Ensembling improves neural network generalization but is costly. The authors propose Snapshot Ensembling, which uses cyclic cosine learning rate cycles to drive a single model to multiple local minima, saving snapshots for an explicit ensemble without extra training cost. Across CIFAR, SVHN, Tiny ImageNet, and ImageNet using ResNet, DenseNet, and Wide-ResNet, the method yields consistent accuracy gains, with CIFAR-10 around 3.4% error and CIFAR-100 around 17.4%, and competitive ImageNet results (M=2). Analyses show the snapshots are diverse, contributing complementary predictions and justifying the approach.

Abstract

Ensembles of neural networks are known to be much more robust and accurate than individual networks. However, training multiple deep networks for model averaging is computationally expensive.
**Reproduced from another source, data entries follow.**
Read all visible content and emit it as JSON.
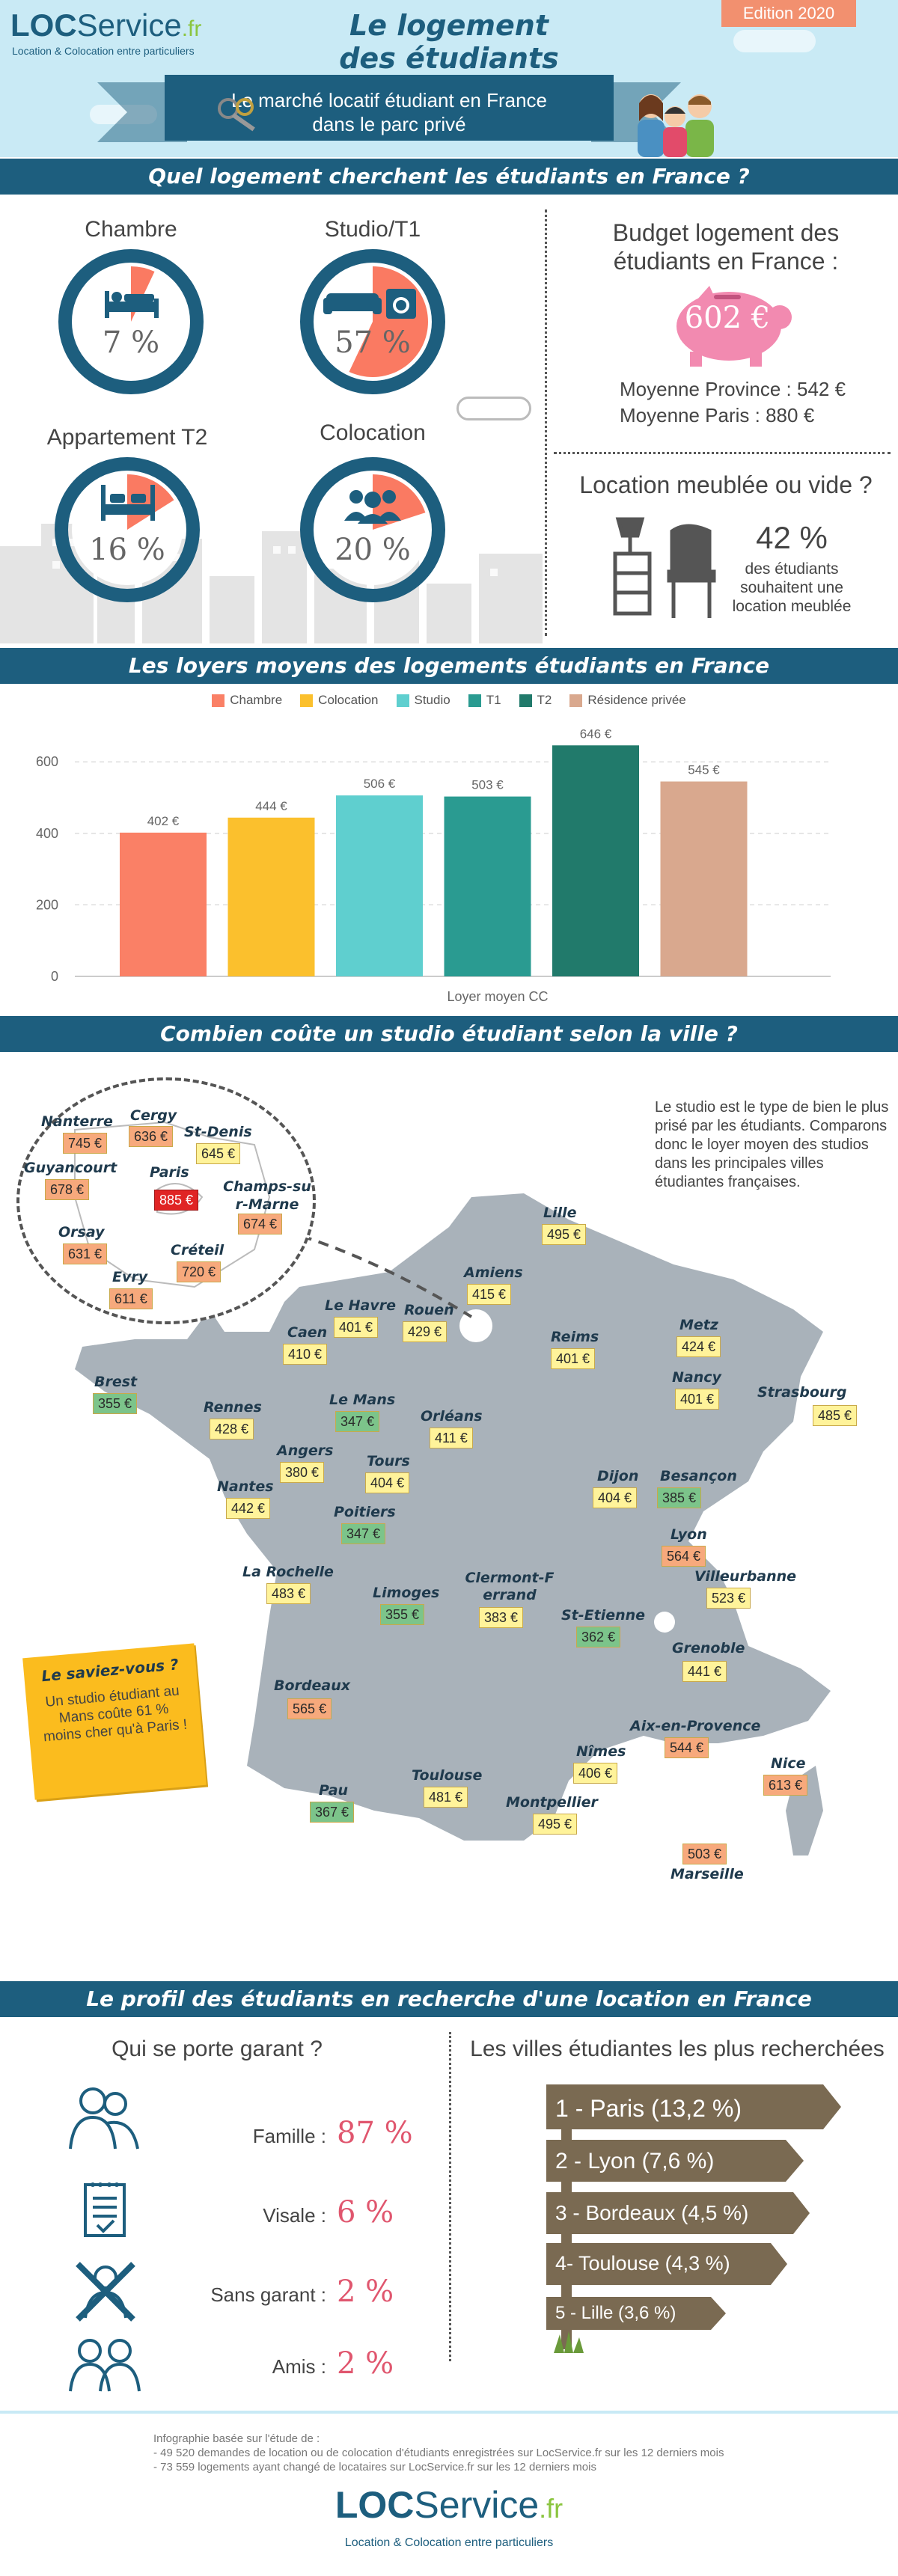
{
  "header": {
    "brand_loc": "LOC",
    "brand_service": "Service",
    "brand_tld": ".fr",
    "brand_tagline": "Location & Colocation entre particuliers",
    "title_line1": "Le logement",
    "title_line2": "des étudiants",
    "subtitle_line1": "Le marché locatif étudiant en France",
    "subtitle_line2": "dans le parc privé",
    "edition": "Edition 2020"
  },
  "section1": {
    "title": "Quel logement cherchent les étudiants en France ?",
    "donuts": [
      {
        "label": "Chambre",
        "value": "7 %",
        "fraction": 0.07,
        "icon": "bed-icon"
      },
      {
        "label": "Studio/T1",
        "value": "57 %",
        "fraction": 0.57,
        "icon": "sofa-icon"
      },
      {
        "label": "Appartement T2",
        "value": "16 %",
        "fraction": 0.16,
        "icon": "double-bed-icon"
      },
      {
        "label": "Colocation",
        "value": "20 %",
        "fraction": 0.2,
        "icon": "group-icon"
      }
    ],
    "budget_title_line1": "Budget logement des",
    "budget_title_line2": "étudiants en France :",
    "budget_value": "602 €",
    "avg_province": "Moyenne Province : 542 €",
    "avg_paris": "Moyenne Paris : 880 €",
    "meuble_title": "Location meublée ou vide ?",
    "meuble_value": "42 %",
    "meuble_text_line1": "des étudiants",
    "meuble_text_line2": "souhaitent une",
    "meuble_text_line3": "location meublée"
  },
  "section2": {
    "title": "Les loyers moyens des logements étudiants en France",
    "xlabel": "Loyer moyen CC"
  },
  "chart_data": {
    "type": "bar",
    "categories": [
      "Chambre",
      "Colocation",
      "Studio",
      "T1",
      "T2",
      "Résidence privée"
    ],
    "values": [
      402,
      444,
      506,
      503,
      646,
      545
    ],
    "value_labels": [
      "402 €",
      "444 €",
      "506 €",
      "503 €",
      "646 €",
      "545 €"
    ],
    "colors": [
      "#fa8066",
      "#fbc02d",
      "#5fcfcf",
      "#2a9b91",
      "#217a6b",
      "#d9a88e"
    ],
    "yticks": [
      0,
      200,
      400,
      600
    ],
    "ylim": [
      0,
      680
    ],
    "xlabel": "Loyer moyen CC",
    "ylabel": "",
    "grid": true,
    "legend": "top"
  },
  "section3": {
    "title": "Combien coûte un studio étudiant selon la ville ?",
    "intro": "Le studio est le type de bien le plus prisé par les étudiants. Comparons donc le loyer moyen des studios dans les principales villes étudiantes françaises.",
    "did_you_know_title": "Le saviez-vous ?",
    "did_you_know_text": "Un studio étudiant au Mans coûte 61 % moins cher qu'à Paris !",
    "paris_cities": [
      {
        "name": "Nanterre",
        "price": "745 €"
      },
      {
        "name": "Cergy",
        "price": "636 €"
      },
      {
        "name": "St-Denis",
        "price": "645 €"
      },
      {
        "name": "Guyancourt",
        "price": "678 €"
      },
      {
        "name": "Paris",
        "price": "885 €"
      },
      {
        "name": "Champs-sur-Marne",
        "price": "674 €"
      },
      {
        "name": "Orsay",
        "price": "631 €"
      },
      {
        "name": "Créteil",
        "price": "720 €"
      },
      {
        "name": "Evry",
        "price": "611 €"
      }
    ],
    "cities": [
      {
        "name": "Lille",
        "price": "495 €"
      },
      {
        "name": "Amiens",
        "price": "415 €"
      },
      {
        "name": "Le Havre",
        "price": "401 €"
      },
      {
        "name": "Rouen",
        "price": "429 €"
      },
      {
        "name": "Caen",
        "price": "410 €"
      },
      {
        "name": "Reims",
        "price": "401 €"
      },
      {
        "name": "Metz",
        "price": "424 €"
      },
      {
        "name": "Nancy",
        "price": "401 €"
      },
      {
        "name": "Strasbourg",
        "price": "485 €"
      },
      {
        "name": "Brest",
        "price": "355 €"
      },
      {
        "name": "Rennes",
        "price": "428 €"
      },
      {
        "name": "Le Mans",
        "price": "347 €"
      },
      {
        "name": "Orléans",
        "price": "411 €"
      },
      {
        "name": "Angers",
        "price": "380 €"
      },
      {
        "name": "Tours",
        "price": "404 €"
      },
      {
        "name": "Nantes",
        "price": "442 €"
      },
      {
        "name": "Poitiers",
        "price": "347 €"
      },
      {
        "name": "Dijon",
        "price": "404 €"
      },
      {
        "name": "Besançon",
        "price": "385 €"
      },
      {
        "name": "Lyon",
        "price": "564 €"
      },
      {
        "name": "Villeurbanne",
        "price": "523 €"
      },
      {
        "name": "La Rochelle",
        "price": "483 €"
      },
      {
        "name": "Limoges",
        "price": "355 €"
      },
      {
        "name": "Clermont-Ferrand",
        "price": "383 €"
      },
      {
        "name": "St-Etienne",
        "price": "362 €"
      },
      {
        "name": "Grenoble",
        "price": "441 €"
      },
      {
        "name": "Bordeaux",
        "price": "565 €"
      },
      {
        "name": "Aix-en-Provence",
        "price": "544 €"
      },
      {
        "name": "Nîmes",
        "price": "406 €"
      },
      {
        "name": "Nice",
        "price": "613 €"
      },
      {
        "name": "Pau",
        "price": "367 €"
      },
      {
        "name": "Toulouse",
        "price": "481 €"
      },
      {
        "name": "Montpellier",
        "price": "495 €"
      },
      {
        "name": "Marseille",
        "price": "503 €"
      }
    ]
  },
  "section4": {
    "title": "Le profil des étudiants en recherche d'une location en France",
    "guarantor_title": "Qui se porte garant ?",
    "guarantors": [
      {
        "label": "Famille :",
        "value": "87 %",
        "icon": "family-icon"
      },
      {
        "label": "Visale :",
        "value": "6 %",
        "icon": "document-icon"
      },
      {
        "label": "Sans garant :",
        "value": "2 %",
        "icon": "crossed-person-icon"
      },
      {
        "label": "Amis :",
        "value": "2 %",
        "icon": "friends-icon"
      }
    ],
    "cities_title": "Les villes étudiantes les plus recherchées",
    "top_cities": [
      "1 - Paris (13,2 %)",
      "2 - Lyon (7,6 %)",
      "3 - Bordeaux (4,5 %)",
      "4- Toulouse (4,3 %)",
      "5 - Lille (3,6 %)"
    ]
  },
  "footer": {
    "source_line1": "Infographie basée sur l'étude de :",
    "source_line2": "- 49 520 demandes de location ou de colocation d'étudiants enregistrées sur LocService.fr sur les 12 derniers mois",
    "source_line3": "- 73 559 logements ayant changé de locataires sur LocService.fr sur les 12 derniers mois",
    "brand_loc": "LOC",
    "brand_service": "Service",
    "brand_tld": ".fr",
    "brand_tagline": "Location & Colocation entre particuliers"
  }
}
In this paper, we propose a method to obtain the seemingly contradictory goal of ensembling multiple neural networks at no additional training cost. We achieve this goal by training a single neural network, converging to several local minima along its optimization path and saving the model parameters. To obtain repeated rapid convergence, we leverage recent work on cyclic learning rate schedules. The resulting technique, which we refer to as Snapshot Ensembling, is simple, yet surprisingly effective. We show in a series of experiments that our approach is compatible with diverse network architectures and learning tasks. It consistently yields lower error rates than state-of-the-art single models at no additional training cost, and compares favorably with traditional network ensembles. On CIFAR-10 and CIFAR-100 our DenseNet Snapshot Ensembles obtain error rates of 3.4% and 17.4% respectively.

Figures (9)

• Figure 1: Left: Illustration of SGD optimization with a typical learning rate schedule. The model converges to a minimum at the end of training. Right: Illustration of Snapshot Ensembling. The model undergoes several learning rate annealing cycles, converging to and escaping from multiple local minima. We take a snapshot at each minimum for test-time ensembling.
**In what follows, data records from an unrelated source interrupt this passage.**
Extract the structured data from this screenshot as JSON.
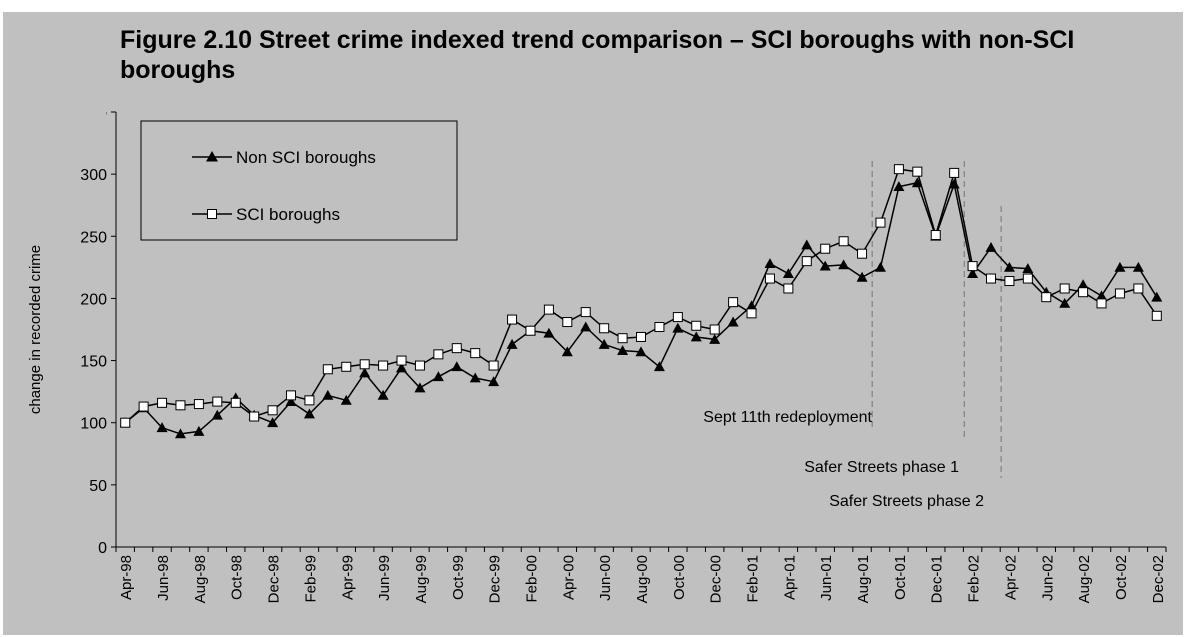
{
  "figure_title": "Figure 2.10 Street crime indexed trend comparison – SCI boroughs with non-SCI boroughs",
  "colors": {
    "background": "#c0c0c0",
    "line": "#000000",
    "marker_fill_sci": "#ffffff",
    "guide": "#808080"
  },
  "chart_data": {
    "type": "line",
    "title": "Figure 2.10 Street crime indexed trend comparison – SCI boroughs with non-SCI boroughs",
    "xlabel": "",
    "ylabel": "change in recorded crime",
    "ylim": [
      0,
      350
    ],
    "yticks": [
      0,
      50,
      100,
      150,
      200,
      250,
      300,
      350
    ],
    "grid": false,
    "legend_position": "top-left",
    "x": [
      "Apr-98",
      "May-98",
      "Jun-98",
      "Jul-98",
      "Aug-98",
      "Sep-98",
      "Oct-98",
      "Nov-98",
      "Dec-98",
      "Jan-99",
      "Feb-99",
      "Mar-99",
      "Apr-99",
      "May-99",
      "Jun-99",
      "Jul-99",
      "Aug-99",
      "Sep-99",
      "Oct-99",
      "Nov-99",
      "Dec-99",
      "Jan-00",
      "Feb-00",
      "Mar-00",
      "Apr-00",
      "May-00",
      "Jun-00",
      "Jul-00",
      "Aug-00",
      "Sep-00",
      "Oct-00",
      "Nov-00",
      "Dec-00",
      "Jan-01",
      "Feb-01",
      "Mar-01",
      "Apr-01",
      "May-01",
      "Jun-01",
      "Jul-01",
      "Aug-01",
      "Sep-01",
      "Oct-01",
      "Nov-01",
      "Dec-01",
      "Jan-02",
      "Feb-02",
      "Mar-02",
      "Apr-02",
      "May-02",
      "Jun-02",
      "Jul-02",
      "Aug-02",
      "Sep-02",
      "Oct-02",
      "Nov-02",
      "Dec-02"
    ],
    "xtick_labels": [
      "Apr-98",
      "Jun-98",
      "Aug-98",
      "Oct-98",
      "Dec-98",
      "Feb-99",
      "Apr-99",
      "Jun-99",
      "Aug-99",
      "Oct-99",
      "Dec-99",
      "Feb-00",
      "Apr-00",
      "Jun-00",
      "Aug-00",
      "Oct-00",
      "Dec-00",
      "Feb-01",
      "Apr-01",
      "Jun-01",
      "Aug-01",
      "Oct-01",
      "Dec-01",
      "Feb-02",
      "Apr-02",
      "Jun-02",
      "Aug-02",
      "Oct-02",
      "Dec-02"
    ],
    "series": [
      {
        "name": "Non SCI boroughs",
        "marker": "triangle",
        "values": [
          100,
          112,
          96,
          91,
          93,
          106,
          120,
          106,
          100,
          117,
          107,
          122,
          118,
          140,
          122,
          144,
          128,
          137,
          145,
          136,
          133,
          163,
          174,
          172,
          157,
          177,
          163,
          158,
          157,
          145,
          176,
          169,
          167,
          181,
          194,
          228,
          220,
          243,
          226,
          227,
          217,
          225,
          290,
          293,
          250,
          292,
          220,
          241,
          225,
          224,
          205,
          196,
          211,
          202,
          225,
          225,
          201
        ]
      },
      {
        "name": "SCI boroughs",
        "marker": "square",
        "values": [
          100,
          113,
          116,
          114,
          115,
          117,
          116,
          105,
          110,
          122,
          118,
          143,
          145,
          147,
          146,
          150,
          146,
          155,
          160,
          156,
          146,
          183,
          174,
          191,
          181,
          189,
          176,
          168,
          169,
          177,
          185,
          178,
          175,
          197,
          188,
          216,
          208,
          230,
          240,
          246,
          236,
          261,
          304,
          302,
          251,
          301,
          226,
          216,
          214,
          216,
          201,
          208,
          205,
          196,
          204,
          208,
          186
        ]
      }
    ],
    "annotations": [
      {
        "text": "Sept 11th redeployment",
        "at": "Sep-01"
      },
      {
        "text": "Safer Streets phase 1",
        "at": "Feb-02"
      },
      {
        "text": "Safer Streets phase 2",
        "at": "Apr-02"
      }
    ]
  }
}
• Figure 2: Training loss of 100-layer DenseNet on CIFAR10 using standard learning rate (blue) and $M=6$ cosine annealing cycles (red). The intermediate models, denoted by the dotted lines, form an ensemble at the end of training.
• Figure 3: DenseNet-100 Snapshot Ensemble performance on CIFAR-10 and CIFAR-100 with restart learning rate $\alpha_0=0.1$ (left two) and $\alpha_0=0.2$ (right two). Each ensemble is trained with $M\!=\!6$ annealing cycles (50 epochs per each).
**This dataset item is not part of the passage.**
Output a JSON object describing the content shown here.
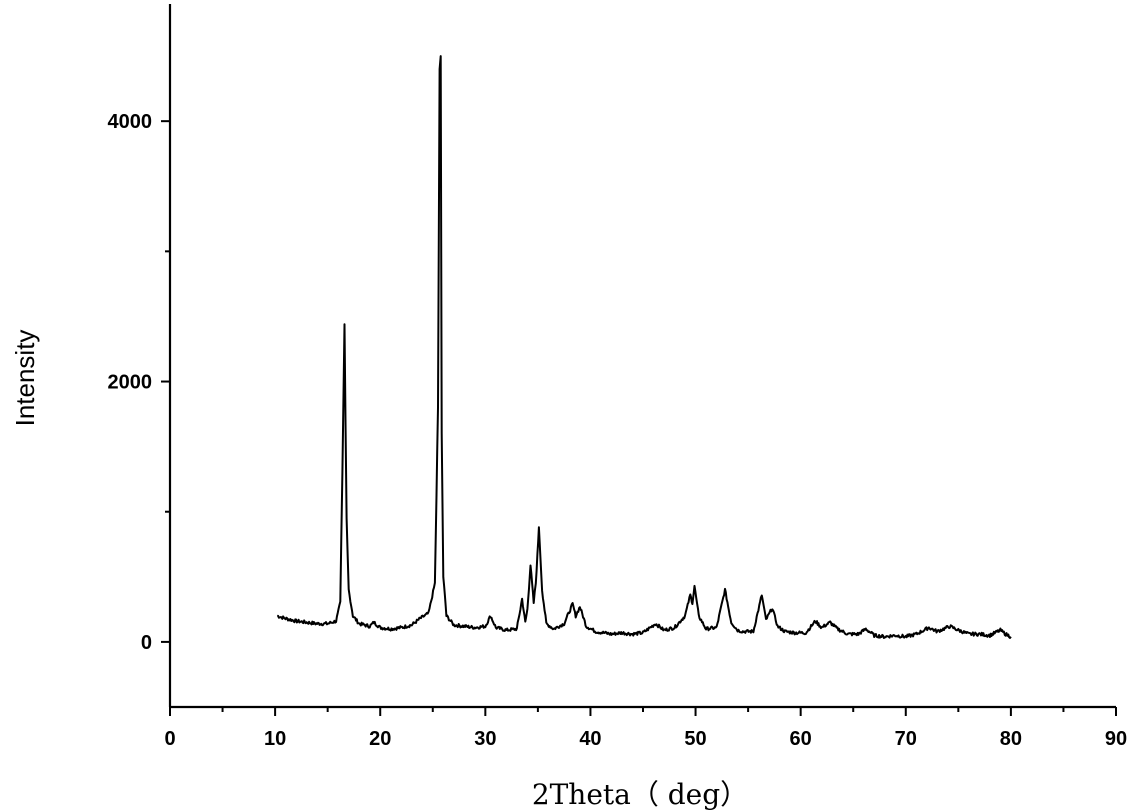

• Figure 4: Snapshot Ensembles under different training budgets on (Left) CIFAR-10 and (Middle) CIFAR-100. Right: Comparison of Snapshot Ensembles with true ensembles.
• Figure 5: Interpolations in parameter space between the final model (sixth snapshot) and all intermediate snapshots. $\lambda=0$ represents an intermediate snapshot model, while $\lambda=1$ represents the final model. Left: A Snapshot Ensemble, with cosine annealing cycles ($\alpha_0=0.2$ every $B/M=50$ epochs). Right: A NoCycle Snapshot Ensemble, (two learning rate drops, snapshots every $50$ epochs).